What Is Convolution In Neural Network?


Today’s goal is to understand a layer of process “convolution” in neural network. In other words, this article describes convolutional neural network (CNN or ConvNet) that is a neural network contains convolutional layers in its architecture.

What Convolution Is

Convolution is the binary operation to takes 2 functions and produces a function \(f * g\), which is defined as the integral of the product of the two functions after one is reversed and shifted.

$$(f*g)(t) = \int f(\tau)g(t – \tau)d\tau $$

Examples of 2 function

In the context of image processing, convolution is the process of generating output image by weighting input image with the filter. For example, convolution is used in smoothing with gaussian filter.

Example of convolution by Gaussian filter

The image of weights is called “kernel” in convolution.
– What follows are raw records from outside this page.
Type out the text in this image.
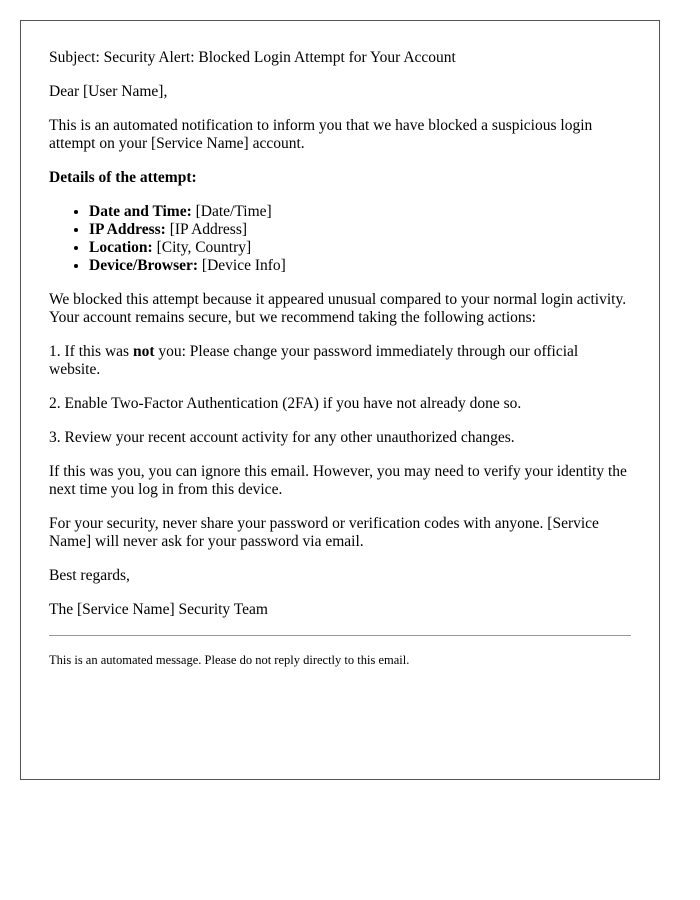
Subject: Security Alert: Blocked Login Attempt for Your Account

Dear [User Name],

This is an automated notification to inform you that we have blocked a suspicious login attempt on your [Service Name] account.

Details of the attempt:

• Date and Time: [Date/Time]
• IP Address: [IP Address]
• Location: [City, Country]
• Device/Browser: [Device Info]

We blocked this attempt because it appeared unusual compared to your normal login activity. Your account remains secure, but we recommend taking the following actions:

1. If this was not you: Please change your password immediately through our official website.

2. Enable Two-Factor Authentication (2FA) if you have not already done so.

3. Review your recent account activity for any other unauthorized changes.

If this was you, you can ignore this email. However, you may need to verify your identity the next time you log in from this device.

For your security, never share your password or verification codes with anyone. [Service Name] will never ask for your password via email.

Best regards,

The [Service Name] Security Team

This is an automated message. Please do not reply directly to this email.
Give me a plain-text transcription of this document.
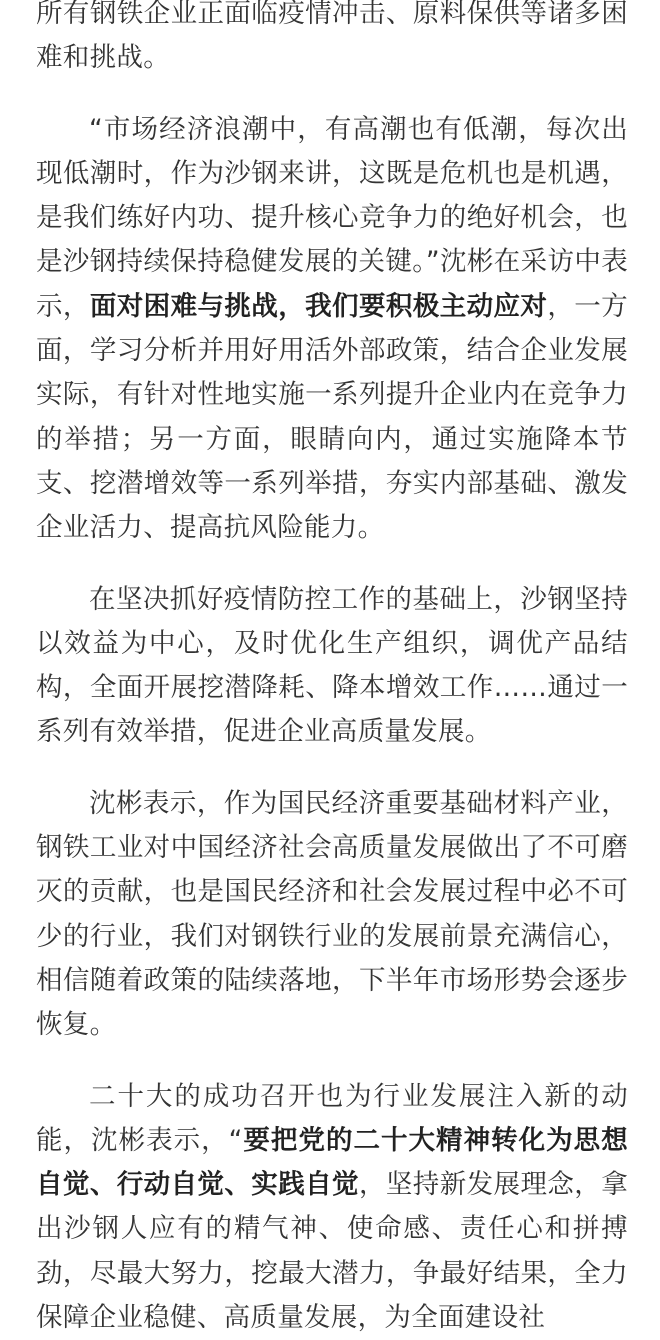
所有钢铁企业正面临疫情冲击、原料保供等诸多困难和挑战。

“市场经济浪潮中，有高潮也有低潮，每次出现低潮时，作为沙钢来讲，这既是危机也是机遇，是我们练好内功、提升核心竞争力的绝好机会，也是沙钢持续保持稳健发展的关键。”沈彬在采访中表示，面对困难与挑战，我们要积极主动应对，一方面，学习分析并用好用活外部政策，结合企业发展实际，有针对性地实施一系列提升企业内在竞争力的举措；另一方面，眼睛向内，通过实施降本节支、挖潜增效等一系列举措，夯实内部基础、激发企业活力、提高抗风险能力。

在坚决抓好疫情防控工作的基础上，沙钢坚持以效益为中心，及时优化生产组织，调优产品结构，全面开展挖潜降耗、降本增效工作……通过一系列有效举措，促进企业高质量发展。

沈彬表示，作为国民经济重要基础材料产业，钢铁工业对中国经济社会高质量发展做出了不可磨灭的贡献，也是国民经济和社会发展过程中必不可少的行业，我们对钢铁行业的发展前景充满信心，相信随着政策的陆续落地，下半年市场形势会逐步恢复。

二十大的成功召开也为行业发展注入新的动能，沈彬表示，“要把党的二十大精神转化为思想自觉、行动自觉、实践自觉，坚持新发展理念，拿出沙钢人应有的精气神、使命感、责任心和拼搏劲，尽最大努力，挖最大潜力，争最好结果，全力保障企业稳健、高质量发展，为全面建设社
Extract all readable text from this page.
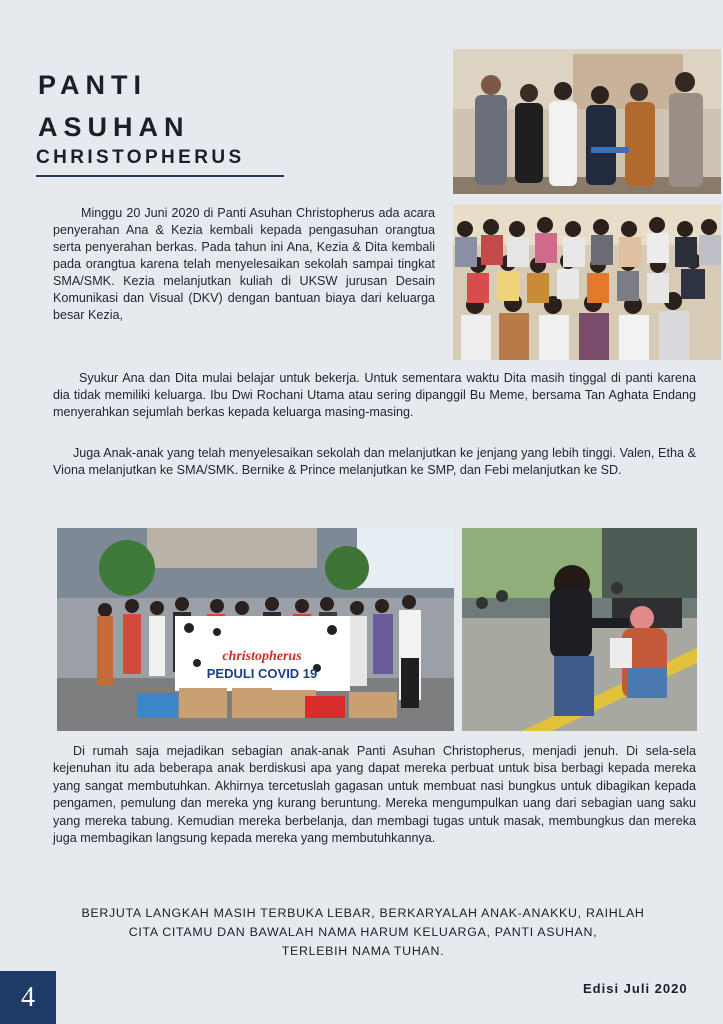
PANTI
ASUHAN
CHRISTOPHERUS

Minggu 20 Juni 2020 di Panti Asuhan Christopherus ada acara penyerahan Ana & Kezia kembali kepada pengasuhan orangtua serta penyerahan berkas. Pada tahun ini Ana, Kezia & Dita kembali pada orangtua karena telah menyelesaikan sekolah sampai tingkat SMA/SMK. Kezia melanjutkan kuliah di UKSW jurusan Desain Komunikasi dan Visual (DKV) dengan bantuan biaya dari keluarga besar Kezia,

Syukur Ana dan Dita mulai belajar untuk bekerja. Untuk sementara waktu Dita masih tinggal di panti karena dia tidak memiliki keluarga. Ibu Dwi Rochani Utama atau sering dipanggil Bu Meme, bersama Tan Aghata Endang menyerahkan sejumlah berkas kepada keluarga masing-masing.

Juga Anak-anak yang telah menyelesaikan sekolah dan melanjutkan ke jenjang yang lebih tinggi. Valen, Etha & Viona melanjutkan ke SMA/SMK. Bernike & Prince melanjutkan ke SMP, dan Febi melanjutkan ke SD.

christopherus
PEDULI COVID 19

Di rumah saja mejadikan sebagian anak-anak Panti Asuhan Christopherus, menjadi jenuh. Di sela-sela kejenuhan itu ada beberapa anak berdiskusi apa yang dapat mereka perbuat untuk bisa berbagi kepada mereka yang sangat membutuhkan. Akhirnya tercetuslah gagasan untuk membuat nasi bungkus untuk dibagikan kepada pengamen, pemulung dan mereka yng kurang beruntung. Mereka mengumpulkan uang dari sebagian uang saku yang mereka tabung. Kemudian mereka berbelanja, dan membagi tugas untuk masak, membungkus dan mereka juga membagikan langsung kepada mereka yang membutuhkannya.

BERJUTA LANGKAH MASIH TERBUKA LEBAR, BERKARYALAH ANAK-ANAKKU, RAIHLAH
CITA CITAMU DAN BAWALAH NAMA HARUM KELUARGA, PANTI ASUHAN,
TERLEBIH NAMA TUHAN.
4	Edisi Juli 2020
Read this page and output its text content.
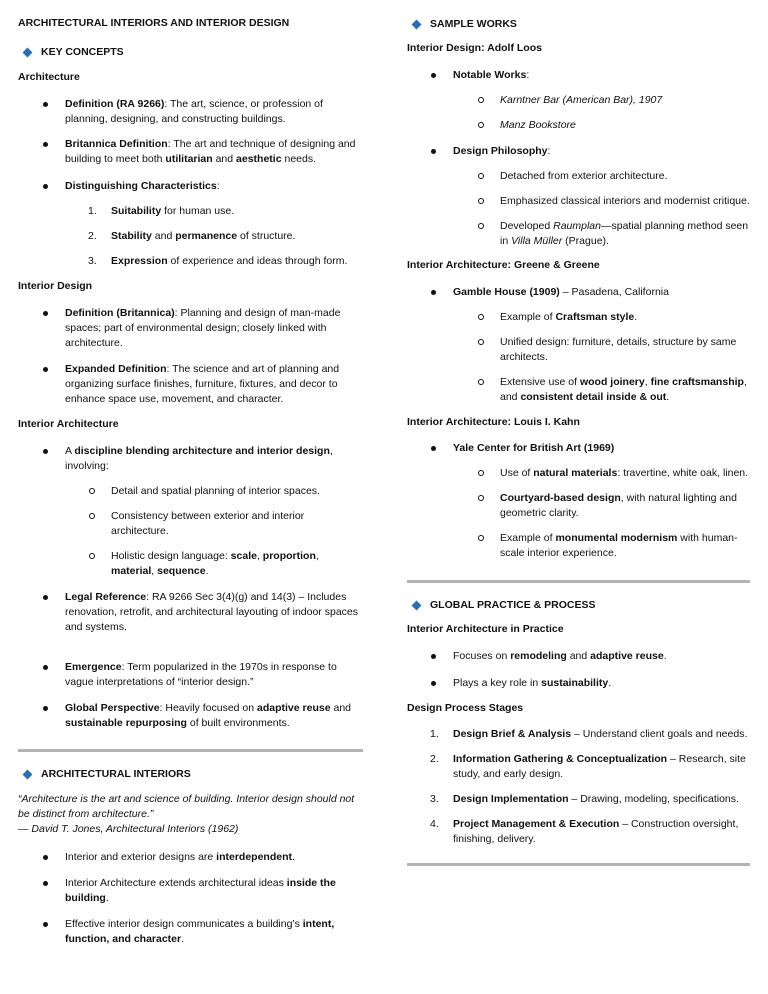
ARCHITECTURAL INTERIORS AND INTERIOR DESIGN
KEY CONCEPTS
Architecture
Definition (RA 9266): The art, science, or profession of planning, designing, and constructing buildings.
Britannica Definition: The art and technique of designing and building to meet both utilitarian and aesthetic needs.
Distinguishing Characteristics:
1. Suitability for human use.
2. Stability and permanence of structure.
3. Expression of experience and ideas through form.
Interior Design
Definition (Britannica): Planning and design of man-made spaces; part of environmental design; closely linked with architecture.
Expanded Definition: The science and art of planning and organizing surface finishes, furniture, fixtures, and decor to enhance space use, movement, and character.
Interior Architecture
A discipline blending architecture and interior design, involving:
Detail and spatial planning of interior spaces.
Consistency between exterior and interior architecture.
Holistic design language: scale, proportion, material, sequence.
Legal Reference: RA 9266 Sec 3(4)(g) and 14(3) – Includes renovation, retrofit, and architectural layouting of indoor spaces and systems.
Emergence: Term popularized in the 1970s in response to vague interpretations of “interior design.”
Global Perspective: Heavily focused on adaptive reuse and sustainable repurposing of built environments.
ARCHITECTURAL INTERIORS
“Architecture is the art and science of building. Interior design should not be distinct from architecture.”
— David T. Jones, Architectural Interiors (1962)
Interior and exterior designs are interdependent.
Interior Architecture extends architectural ideas inside the building.
Effective interior design communicates a building’s intent, function, and character.
SAMPLE WORKS
Interior Design: Adolf Loos
Notable Works:
Karntner Bar (American Bar), 1907
Manz Bookstore
Design Philosophy:
Detached from exterior architecture.
Emphasized classical interiors and modernist critique.
Developed Raumplan—spatial planning method seen in Villa Müller (Prague).
Interior Architecture: Greene & Greene
Gamble House (1909) – Pasadena, California
Example of Craftsman style.
Unified design: furniture, details, structure by same architects.
Extensive use of wood joinery, fine craftsmanship, and consistent detail inside & out.
Interior Architecture: Louis I. Kahn
Yale Center for British Art (1969)
Use of natural materials: travertine, white oak, linen.
Courtyard-based design, with natural lighting and geometric clarity.
Example of monumental modernism with human-scale interior experience.
GLOBAL PRACTICE & PROCESS
Interior Architecture in Practice
Focuses on remodeling and adaptive reuse.
Plays a key role in sustainability.
Design Process Stages
1. Design Brief & Analysis – Understand client goals and needs.
2. Information Gathering & Conceptualization – Research, site study, and early design.
3. Design Implementation – Drawing, modeling, specifications.
4. Project Management & Execution – Construction oversight, finishing, delivery.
And the output is the compression of input.

In CNN, the convolution layer is used to generate output image that represents feature of input image while compressing local region. 1 layer can have several kernels and the output is the same number of feature maps as kernels.

Architecture of CNN
by Aphex34

Details Of Convolution Layer

In convolution layer, the input image will be converted. For example, a 5*5 kernel is applied to RGB 32*32 image to generate 28*28 output as below.

Note that there are 2 styles of convolution for RGB image. The first one is the way in which 3 maps generated from RGB channels by convolution are added together to 1 channel output image. In the second way, each channel is converted to each channel of output image. In the latter case the output image has 3 channels.

The former is commonly used in CNN.

If the convolution layer has 5 different kernels, the output has 5 channels.


Parameters that determines convolution process.

  • channel
  • kernel size
  • stride
  • padding
  • dilation

Channel and kernel size

channel = input channel * the number of kernel. The channel of output is the same as the channel of kernel.

Kernel size is the size of kernel side.


Stride is the size that filter sliding to input image.


Padding is the amount of padding space applied on both sides of input. Padding changes output size to fit input image size.


Dilation controls the spacing between the kernel points.

Convolution In PyTorch

PytTorch provides a method torch.nn.Conv2d() for 2D convolution. Conv2d makes a convolutional layer in network class that extends nn.Module as below.

import torch
import torch.nn as nn
import torch.nn.functional as F

class Net(nn.Module):
  def __init__(self):
    super(Net, self).__init__()
    self.conv1 = nn.Conv2d(1, 6, 3) #1channel input, 6channel output (6kernels), 3*3 kernel
    self.conv2 = nn.Conv2d(6, 16, 3) #6channel input, 16channel output, 3*3 kernel 

    self.fc1 = nn.Linear(16 * 6 * 6, 120) #Linear transform from 16*6*6 features into 84 features
    self.fc2 = nn.Linear(120, 84)
    self.fc3 = nn.Linear(84, 10)

  def forward(self, x):
    x = F.relu(self.conv1(x))
    x = F.max_pool2d(x, (2, 2))
    x = F.relu(self.conv2(x))
    x = F.max_pool2d(x, 2)
    x = x.view(-1, self.num_flat_features(x))
    x = F.relu(self.fc1(x))
    x = F.relu(self.fc2(x))
    x = self.fc3(x)
    return x

  def num_flat_features(self, x):
    size = x.size()[1:]
    num_features = 1
    for s in size:
      num_features *= s
    return num_flat_features

net = Net()

See the detail of net architecture by print().


  (conv1): Conv2d(1, 6, kernel_size=(3, 3), stride=(1, 1))
  (conv2): Conv2d(6, 16, kernel_size=(3, 3), stride=(1, 1))
  (fc1): Linear(in_features=576, out_features=120, bias=True)
  (fc2): Linear(in_features=120, out_features=84, bias=True)
  (fc3): Linear(in_features=84, out_features=10, bias=True)

See the size of parameters in conv1 and conv2.

params = list(net.parameters())

torch.Size([6, 1, 3, 3])
torch.Size([16, 6, 3, 3])